Sealed sender doesn't really solve the metadata problem at all:

* https://www.ndss-symposium.org/wp-content/uploads/ndss2021_1...

Generally you need something like TOR to hide who is talking to who.

Interesting, I feared Sealed Sender might be susceptible to statistical analysis (hence my phrasing "reduce it a bit") but it's worse than I expected ("Signal could link sealed sender users in as few as 5 message"). Thanks for the link!

As for TOR, that wouldn't really help much, would it, given that the described attack is at the application level of Signal. Or are you talking about not using Signal altogether?

Yeah, I used TOR as a general example. Briar uses TOR for example to hide the connections between users.

Some other options

https://cwtch.im/ (has better UX and security than Briar) https://onionshare.org/ chat feature

Also https://github.com/maqp/tfc by yours truly if you need hardware-enforced endpoint security for your keys.

Related presentation from Network and Distributed System Security Symposium:

https://www.youtube.com/watch?v=HoN6FLC5Hss

Thanks, that was a very nice & accessible talk!
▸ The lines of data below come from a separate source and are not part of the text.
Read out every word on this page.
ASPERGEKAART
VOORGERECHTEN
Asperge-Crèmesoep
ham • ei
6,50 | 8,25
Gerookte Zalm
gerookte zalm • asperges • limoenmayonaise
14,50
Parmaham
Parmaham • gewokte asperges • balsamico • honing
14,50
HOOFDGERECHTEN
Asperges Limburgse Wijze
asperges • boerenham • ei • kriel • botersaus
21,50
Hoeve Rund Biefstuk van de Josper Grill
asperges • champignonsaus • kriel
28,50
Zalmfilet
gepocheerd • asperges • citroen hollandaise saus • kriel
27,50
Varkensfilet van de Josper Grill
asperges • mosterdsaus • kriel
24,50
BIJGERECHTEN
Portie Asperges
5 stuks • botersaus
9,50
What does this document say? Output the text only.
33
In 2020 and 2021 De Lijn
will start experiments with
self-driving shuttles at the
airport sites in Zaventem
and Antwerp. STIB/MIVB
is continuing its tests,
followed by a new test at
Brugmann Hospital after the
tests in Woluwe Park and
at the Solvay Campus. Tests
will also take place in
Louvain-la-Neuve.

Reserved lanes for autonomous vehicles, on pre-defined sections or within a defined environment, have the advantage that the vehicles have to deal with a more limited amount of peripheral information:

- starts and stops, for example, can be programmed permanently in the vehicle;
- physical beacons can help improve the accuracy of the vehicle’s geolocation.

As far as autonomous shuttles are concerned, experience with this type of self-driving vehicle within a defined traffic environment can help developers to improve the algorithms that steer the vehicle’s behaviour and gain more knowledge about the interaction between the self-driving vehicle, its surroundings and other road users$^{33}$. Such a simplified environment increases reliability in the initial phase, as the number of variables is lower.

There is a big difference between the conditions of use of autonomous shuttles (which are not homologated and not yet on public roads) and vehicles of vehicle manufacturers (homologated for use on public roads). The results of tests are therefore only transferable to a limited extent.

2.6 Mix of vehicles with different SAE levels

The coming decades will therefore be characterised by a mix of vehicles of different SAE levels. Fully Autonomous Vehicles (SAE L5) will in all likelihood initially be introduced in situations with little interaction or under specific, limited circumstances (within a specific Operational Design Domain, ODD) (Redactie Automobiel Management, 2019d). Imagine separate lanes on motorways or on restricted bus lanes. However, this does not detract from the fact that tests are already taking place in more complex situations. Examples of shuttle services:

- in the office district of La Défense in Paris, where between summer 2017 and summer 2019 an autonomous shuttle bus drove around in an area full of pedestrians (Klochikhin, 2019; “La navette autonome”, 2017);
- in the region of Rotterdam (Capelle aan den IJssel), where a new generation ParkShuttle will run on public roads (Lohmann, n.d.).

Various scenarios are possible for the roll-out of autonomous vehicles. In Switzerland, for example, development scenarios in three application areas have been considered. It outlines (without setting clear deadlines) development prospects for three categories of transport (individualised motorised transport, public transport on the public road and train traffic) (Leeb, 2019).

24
With Matrix, you can use your own (or trusted) server. Doesn't it solve the problem with the metadata? At least when two trusted servers interact.

This is part of what I love about Mastodon: if you PM someone, very often you're talking between two random servers and odds are good that the admin is a friend of a friend. No dragnet statistical analysis stuff, just friends running some software that normal people can also use. Distributed systems at their best

I wouldn't rely on Mastodon PMs for privacy. It's just not designed for that. Use Matrix instead.